Wednesday, December 23rd, 2009

In the last “Book Suggestion” we looked at the myth of natural, or inborn talent. This book is another great read. And, it’s lessons on leadership were not only inspiring but came from an angle I would never have expected; wisdom from an orchestra conductor. Its title is…

MAESTRO: A Surprising Story About Leading By Listening by Roger Nierenberg.

Okay, a disclaimer: I’ve been to just one classical concert in my entire life. I was in my mid-20s and trying to impress a woman I’d just met who asked if I enjoyed this type of music.

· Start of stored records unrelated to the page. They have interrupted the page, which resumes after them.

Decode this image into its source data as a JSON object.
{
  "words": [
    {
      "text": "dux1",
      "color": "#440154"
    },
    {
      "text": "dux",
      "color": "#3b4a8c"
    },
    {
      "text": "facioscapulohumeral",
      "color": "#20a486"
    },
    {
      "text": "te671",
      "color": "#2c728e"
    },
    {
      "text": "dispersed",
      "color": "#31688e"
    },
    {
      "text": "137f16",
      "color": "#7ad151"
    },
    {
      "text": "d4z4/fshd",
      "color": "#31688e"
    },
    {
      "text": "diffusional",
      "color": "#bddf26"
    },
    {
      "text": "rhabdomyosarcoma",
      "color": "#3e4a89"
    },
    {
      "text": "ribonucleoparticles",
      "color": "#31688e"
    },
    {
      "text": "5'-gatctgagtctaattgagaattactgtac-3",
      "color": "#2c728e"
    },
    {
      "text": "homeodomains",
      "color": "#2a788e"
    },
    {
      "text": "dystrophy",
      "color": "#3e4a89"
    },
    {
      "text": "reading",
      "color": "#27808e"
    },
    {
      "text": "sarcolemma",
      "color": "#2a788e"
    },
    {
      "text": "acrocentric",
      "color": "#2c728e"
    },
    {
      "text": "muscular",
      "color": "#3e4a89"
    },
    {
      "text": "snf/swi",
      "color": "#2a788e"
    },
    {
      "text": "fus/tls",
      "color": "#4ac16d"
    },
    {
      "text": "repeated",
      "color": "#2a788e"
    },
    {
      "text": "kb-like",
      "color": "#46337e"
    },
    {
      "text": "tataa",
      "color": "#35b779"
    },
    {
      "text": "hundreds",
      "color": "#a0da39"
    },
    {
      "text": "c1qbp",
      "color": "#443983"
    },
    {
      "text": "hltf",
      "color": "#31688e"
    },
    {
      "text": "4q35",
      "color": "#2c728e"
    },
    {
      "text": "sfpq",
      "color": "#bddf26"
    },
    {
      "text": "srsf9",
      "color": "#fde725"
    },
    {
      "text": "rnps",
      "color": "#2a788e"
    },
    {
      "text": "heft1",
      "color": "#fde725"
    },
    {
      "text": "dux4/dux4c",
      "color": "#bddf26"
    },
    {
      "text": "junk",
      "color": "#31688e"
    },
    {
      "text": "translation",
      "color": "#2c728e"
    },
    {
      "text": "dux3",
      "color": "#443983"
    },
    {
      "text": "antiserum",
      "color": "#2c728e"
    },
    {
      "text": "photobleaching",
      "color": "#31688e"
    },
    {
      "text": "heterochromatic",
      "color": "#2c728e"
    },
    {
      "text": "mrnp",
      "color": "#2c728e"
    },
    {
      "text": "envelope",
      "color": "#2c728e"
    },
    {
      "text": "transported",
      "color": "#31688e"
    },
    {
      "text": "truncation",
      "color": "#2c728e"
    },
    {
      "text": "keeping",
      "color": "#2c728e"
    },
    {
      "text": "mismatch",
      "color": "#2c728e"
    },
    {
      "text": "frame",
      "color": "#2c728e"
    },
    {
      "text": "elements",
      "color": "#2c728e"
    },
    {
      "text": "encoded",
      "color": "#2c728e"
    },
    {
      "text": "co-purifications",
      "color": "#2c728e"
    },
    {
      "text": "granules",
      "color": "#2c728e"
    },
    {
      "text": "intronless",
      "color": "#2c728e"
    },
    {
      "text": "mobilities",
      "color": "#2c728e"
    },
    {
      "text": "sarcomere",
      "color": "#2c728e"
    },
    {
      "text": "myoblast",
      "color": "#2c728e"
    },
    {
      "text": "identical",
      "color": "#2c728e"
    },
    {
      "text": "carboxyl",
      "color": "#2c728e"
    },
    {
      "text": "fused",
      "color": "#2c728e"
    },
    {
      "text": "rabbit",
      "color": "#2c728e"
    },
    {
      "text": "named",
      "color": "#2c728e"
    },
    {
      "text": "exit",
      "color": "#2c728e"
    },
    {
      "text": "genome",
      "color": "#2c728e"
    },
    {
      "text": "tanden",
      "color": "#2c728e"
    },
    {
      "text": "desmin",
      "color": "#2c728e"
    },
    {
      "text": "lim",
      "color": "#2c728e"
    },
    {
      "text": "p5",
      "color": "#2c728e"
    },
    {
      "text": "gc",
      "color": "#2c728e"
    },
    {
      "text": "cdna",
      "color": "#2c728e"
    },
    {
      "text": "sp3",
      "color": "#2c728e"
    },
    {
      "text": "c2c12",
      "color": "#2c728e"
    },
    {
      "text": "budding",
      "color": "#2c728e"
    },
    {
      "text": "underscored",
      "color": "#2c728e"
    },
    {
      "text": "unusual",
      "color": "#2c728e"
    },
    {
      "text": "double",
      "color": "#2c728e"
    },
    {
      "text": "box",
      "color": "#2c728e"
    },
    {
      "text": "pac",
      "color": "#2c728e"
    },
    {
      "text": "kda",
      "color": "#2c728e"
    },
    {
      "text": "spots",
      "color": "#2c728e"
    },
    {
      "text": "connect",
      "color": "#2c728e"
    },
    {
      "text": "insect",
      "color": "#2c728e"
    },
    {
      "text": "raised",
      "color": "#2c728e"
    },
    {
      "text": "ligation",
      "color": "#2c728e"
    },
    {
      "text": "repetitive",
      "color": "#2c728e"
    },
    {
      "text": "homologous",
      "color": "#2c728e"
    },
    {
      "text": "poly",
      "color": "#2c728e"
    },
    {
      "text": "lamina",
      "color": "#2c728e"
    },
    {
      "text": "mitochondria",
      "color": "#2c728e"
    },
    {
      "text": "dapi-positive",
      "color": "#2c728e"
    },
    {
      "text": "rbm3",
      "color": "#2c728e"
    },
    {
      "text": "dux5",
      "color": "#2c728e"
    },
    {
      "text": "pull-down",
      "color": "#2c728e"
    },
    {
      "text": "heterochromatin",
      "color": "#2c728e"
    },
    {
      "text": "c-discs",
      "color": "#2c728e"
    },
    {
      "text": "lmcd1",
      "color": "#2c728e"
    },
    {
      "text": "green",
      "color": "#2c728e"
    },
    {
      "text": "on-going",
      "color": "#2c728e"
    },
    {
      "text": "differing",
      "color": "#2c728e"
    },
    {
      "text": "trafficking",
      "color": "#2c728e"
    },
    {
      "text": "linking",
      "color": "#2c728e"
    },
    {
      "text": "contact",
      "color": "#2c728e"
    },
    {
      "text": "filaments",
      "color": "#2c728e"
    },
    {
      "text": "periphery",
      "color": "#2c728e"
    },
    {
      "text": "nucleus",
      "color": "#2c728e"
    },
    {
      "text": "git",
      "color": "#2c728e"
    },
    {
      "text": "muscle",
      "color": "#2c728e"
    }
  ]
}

“Who doesn’t?” I replied, not exactly fibbing, as it was, after all, a legitimate question. I was simply asking who doesn’t? :-) I think I blew my cover during the program, however, when I asked if the vendors came into the crowd to sell hot dogs or if I had to wait till the inning was over and go to the concession stand. LOL

On the other hand, I’m proud to say that my Go-Giver coauthor, John David Mann is a former concert cellist and composer, and his Dad was a renowned musicologist and maestro himself, conducting some of the most famous choirs in the world.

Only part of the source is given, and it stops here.